The late-March draft of HB 1849 calls for modifications of the state’s current elk-hunting policies and regulations, including adopting special “depredation” hunts to control herds that are getting into farmland and crops. These include managed hunts with Native nations, with youth and persons with disabilities, and with the general hunting public. Currently, roughly 4,000 to 5,000 elk are hunted annually. The draft also calls for reducing the feeding of elk by anyone outside the DFW.
By working more closely with landowners, the bill requires the state to increase measures to keep elk away from agricultural lands and monitor its progress on those efforts. Deterrence measures include noisemakers, people yelling and chasing elk, and wire fences high enough and strong enough so the animals cannot jump over or bull their way through. The draft bill also requires the state to increase its compensation programs for farmers and others whose cropland fences are damaged by elk.

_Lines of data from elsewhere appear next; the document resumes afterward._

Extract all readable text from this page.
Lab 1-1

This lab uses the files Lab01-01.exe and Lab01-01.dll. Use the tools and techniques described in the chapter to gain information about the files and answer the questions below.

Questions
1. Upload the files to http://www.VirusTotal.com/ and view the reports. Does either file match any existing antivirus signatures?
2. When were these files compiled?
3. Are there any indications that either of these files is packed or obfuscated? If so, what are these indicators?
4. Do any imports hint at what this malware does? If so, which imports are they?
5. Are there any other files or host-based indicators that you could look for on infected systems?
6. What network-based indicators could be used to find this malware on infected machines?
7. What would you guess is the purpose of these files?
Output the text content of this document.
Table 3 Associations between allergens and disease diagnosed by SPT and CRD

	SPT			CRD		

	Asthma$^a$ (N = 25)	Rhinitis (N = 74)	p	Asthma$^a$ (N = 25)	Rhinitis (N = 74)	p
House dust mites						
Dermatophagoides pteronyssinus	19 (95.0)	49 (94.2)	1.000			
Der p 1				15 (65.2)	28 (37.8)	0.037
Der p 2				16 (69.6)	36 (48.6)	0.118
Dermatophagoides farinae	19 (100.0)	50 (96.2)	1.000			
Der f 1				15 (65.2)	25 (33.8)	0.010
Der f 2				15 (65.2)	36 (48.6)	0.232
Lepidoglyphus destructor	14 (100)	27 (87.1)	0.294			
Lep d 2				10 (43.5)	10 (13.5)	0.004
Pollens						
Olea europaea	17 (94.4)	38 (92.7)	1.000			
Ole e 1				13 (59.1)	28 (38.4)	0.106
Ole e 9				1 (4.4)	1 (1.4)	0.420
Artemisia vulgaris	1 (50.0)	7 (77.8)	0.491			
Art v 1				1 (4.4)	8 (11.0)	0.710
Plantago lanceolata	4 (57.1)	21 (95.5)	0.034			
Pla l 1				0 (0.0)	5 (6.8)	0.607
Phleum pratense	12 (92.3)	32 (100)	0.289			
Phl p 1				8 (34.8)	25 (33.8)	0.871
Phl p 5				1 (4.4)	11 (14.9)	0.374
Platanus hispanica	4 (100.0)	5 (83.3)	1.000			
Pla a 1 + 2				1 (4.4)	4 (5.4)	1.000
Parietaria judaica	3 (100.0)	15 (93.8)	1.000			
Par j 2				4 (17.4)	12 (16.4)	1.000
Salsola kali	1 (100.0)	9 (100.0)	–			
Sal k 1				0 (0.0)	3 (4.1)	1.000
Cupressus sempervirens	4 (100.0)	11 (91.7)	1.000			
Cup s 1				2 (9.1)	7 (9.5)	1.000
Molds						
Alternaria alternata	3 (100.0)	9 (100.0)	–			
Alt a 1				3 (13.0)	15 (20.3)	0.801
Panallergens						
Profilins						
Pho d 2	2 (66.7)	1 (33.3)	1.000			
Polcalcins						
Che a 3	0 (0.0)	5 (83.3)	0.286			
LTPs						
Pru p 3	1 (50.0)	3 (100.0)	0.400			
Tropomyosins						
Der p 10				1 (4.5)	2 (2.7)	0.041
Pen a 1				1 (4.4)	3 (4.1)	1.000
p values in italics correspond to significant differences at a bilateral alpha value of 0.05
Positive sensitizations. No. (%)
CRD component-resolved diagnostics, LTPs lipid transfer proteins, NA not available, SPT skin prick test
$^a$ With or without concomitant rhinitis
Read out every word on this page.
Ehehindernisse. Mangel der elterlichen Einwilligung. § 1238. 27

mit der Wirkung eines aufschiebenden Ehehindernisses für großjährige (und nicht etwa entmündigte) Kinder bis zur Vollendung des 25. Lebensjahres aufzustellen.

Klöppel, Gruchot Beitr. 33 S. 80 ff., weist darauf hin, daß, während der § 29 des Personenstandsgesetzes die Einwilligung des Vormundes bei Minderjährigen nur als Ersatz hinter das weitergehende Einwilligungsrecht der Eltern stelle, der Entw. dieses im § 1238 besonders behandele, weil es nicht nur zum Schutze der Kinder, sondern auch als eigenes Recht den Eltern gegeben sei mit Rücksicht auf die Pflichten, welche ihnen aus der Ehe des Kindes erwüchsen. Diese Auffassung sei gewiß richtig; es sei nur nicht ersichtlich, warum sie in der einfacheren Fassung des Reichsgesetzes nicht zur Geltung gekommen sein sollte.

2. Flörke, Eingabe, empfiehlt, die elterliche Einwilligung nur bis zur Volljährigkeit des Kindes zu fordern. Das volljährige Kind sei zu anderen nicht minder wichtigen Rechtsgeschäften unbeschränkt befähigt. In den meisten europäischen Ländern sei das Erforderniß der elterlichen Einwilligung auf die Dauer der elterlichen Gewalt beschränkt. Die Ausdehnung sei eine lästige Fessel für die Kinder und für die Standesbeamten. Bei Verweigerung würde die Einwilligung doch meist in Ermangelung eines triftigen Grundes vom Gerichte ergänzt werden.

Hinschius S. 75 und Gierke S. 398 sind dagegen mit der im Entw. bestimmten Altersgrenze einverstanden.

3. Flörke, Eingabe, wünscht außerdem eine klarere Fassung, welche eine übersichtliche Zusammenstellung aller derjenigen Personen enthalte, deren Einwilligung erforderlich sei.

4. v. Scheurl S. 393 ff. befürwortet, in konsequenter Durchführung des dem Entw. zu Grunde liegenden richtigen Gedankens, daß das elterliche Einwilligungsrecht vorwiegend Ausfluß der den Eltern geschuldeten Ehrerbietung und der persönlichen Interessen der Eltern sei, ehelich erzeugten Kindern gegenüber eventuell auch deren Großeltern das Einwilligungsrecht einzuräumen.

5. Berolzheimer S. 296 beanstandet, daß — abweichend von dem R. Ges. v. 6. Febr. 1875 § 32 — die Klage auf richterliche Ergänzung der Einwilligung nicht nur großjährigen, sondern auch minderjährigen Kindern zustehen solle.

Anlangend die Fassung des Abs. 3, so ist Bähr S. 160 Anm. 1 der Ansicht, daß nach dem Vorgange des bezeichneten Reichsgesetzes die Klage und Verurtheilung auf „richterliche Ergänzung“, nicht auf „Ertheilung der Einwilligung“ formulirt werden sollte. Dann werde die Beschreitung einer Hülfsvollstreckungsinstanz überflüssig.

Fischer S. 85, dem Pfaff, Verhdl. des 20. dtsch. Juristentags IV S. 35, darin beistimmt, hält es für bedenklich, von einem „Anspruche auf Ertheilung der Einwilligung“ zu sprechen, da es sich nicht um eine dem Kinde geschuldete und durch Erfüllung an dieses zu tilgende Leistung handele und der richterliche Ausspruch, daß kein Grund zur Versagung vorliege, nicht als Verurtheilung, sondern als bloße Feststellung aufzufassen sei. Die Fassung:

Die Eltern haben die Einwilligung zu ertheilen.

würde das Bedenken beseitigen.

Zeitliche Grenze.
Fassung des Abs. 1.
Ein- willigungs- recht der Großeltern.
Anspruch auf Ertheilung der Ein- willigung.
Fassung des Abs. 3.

Also, the bill calls for more research into increasing resources for elk to forage on public and private lands and away from agricultural areas; and for the state to identify appropriate but remote locations for feeding, including marking out routes that would lead elk to those uplands while steering clear of crops.
Meanwhile, as elk management discussions continue, Novack said the state could take other measures to decrease elk/vehicle collisions, including setting up more animal crossings over or under major highways; improved management of roadside vegetation, possibly through herbicides; and leasing more easements on private lands to keep open areas for elk to forage in and migrate through.